La scorsa estate, Cristiano Giuntoli ha messo in atto una rivoluzione per soddisfare le esigenze di Thiago Motta, inserendo in rosa 12 nuovi giocatori tra acquisti e promozioni dalla Next-Gen. Un’operazione costata oltre 200 milioni di euro, pensata per garantire profondità e qualità alla squadra. Tuttavia, a distanza di qualche mese, le lacune nella rosa si fanno sentire, aggravate dai recenti infortuni che hanno in qualche modo rallentato il lavoro del tecnico.Anche a San Siro,alla ripresa del campionato i bianconeri si trovano in piena emergenza e ancora una volta Thiago Motta dovrà fare di necessità virtù.
In difesa, i lunghi stop di Bremer e Cabal hanno ridotto le opzioni disponibili, rendendo insufficiente il contributo di giovani come Savona e Rouhi, promossi dalla Next-Gen per sopperire alle mancanze.Il primo si è rivelato essere un giovane dalle grandi potenzialità tanto da aver scavalcato nelle gerarchie capitan Danilo.,sabato dovrebbe partire titolare con Gatti e Kalulu coppia centrale mentre a sinistra dovrebbe giocare Cambiaso. A centrocampo, il rendimento di Douglas Luiz, uno degli acquisti più significativi dell’estate, non ha convinto, lasciando scoperta una zona strategica del campo e spingendo la dirigenza a rivalutare le proprie mosse.Motta ha saputo rivalutare Locatelli che a San Siro dovrebbe essere preferito rispetto a Fagioli con lui spazio a Keprhen Thuram che sta crescendo di partita in partita e a Koopmainers che ha ritrovato la nazionale e con lei anche il goal. In attacco l infortunio di Dusan Vlahovic oltre a mettere in luce un’altra criticità della rosa,complica le cose in vista della partitissima di sabato.L’assenza di alternative di ruolo in attacco costringerà Motta a doversi inventare qualcosa.Il tecnico sembra avere pronta una mossa a sorpresa quella di proporre Timothy Weah come terminale offensivo con Conceicao Mckennie ed Yildiz a supporto.L’americano è annunciato in grande forma, ha appena brillato con la sua Nazionale, segnando contro la Giamaica, e potrebbe essere l’arma giusta per sfidare la difesa rossonera.
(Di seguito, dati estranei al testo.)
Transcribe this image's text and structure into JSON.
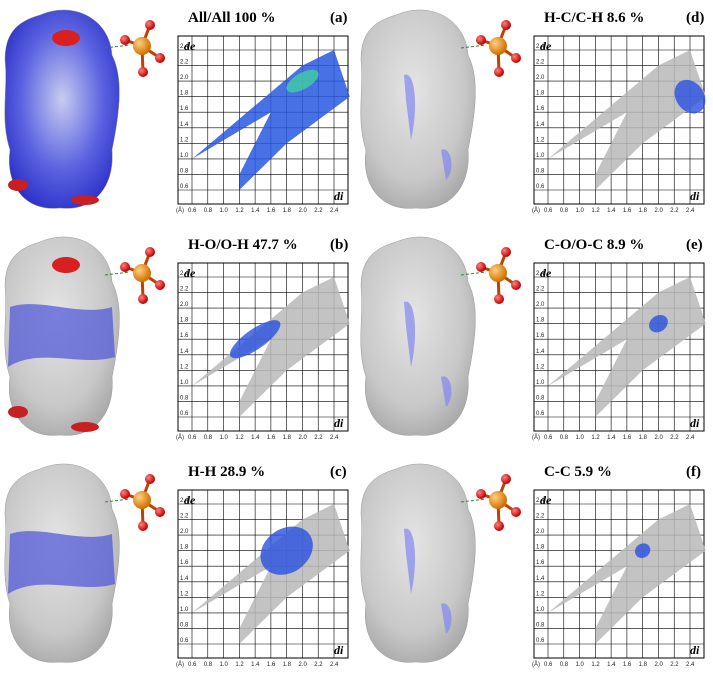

Quella contro il Milan è una partita fondamentale per i bianconeri, che devono mantenere il passo nella corsa scudetto prima di concentrarsi sulla Champions League e sull’imminente sfida contro l’Aston Villa. Motta, però, tiene aperte anche altre opzioni: Yildiz, con la sua imprevedibilità, potrebbe essere l’asso nella manica per sorprendere Fonseca. Un’alternativa più audace è rappresentata dall’avanzamento di Koopmeiners, già provato in ruoli offensivi in situazioni di emergenza, con lo spostamento di Mckennie a centrocampo.
In questo primo terzo di stagione, Vlahovic è partito titolare in ogni partita, a testimoniare tutta la stima che Motta ha verso il serbo, la mancanza di alternative concrete ha impedito al centravanti di rifiatare.Motta non è tipo da scomporsi davanti alle difficoltà ma è chiaro che a gennaio un aiuto dal mercato sarebbe cosa gradita.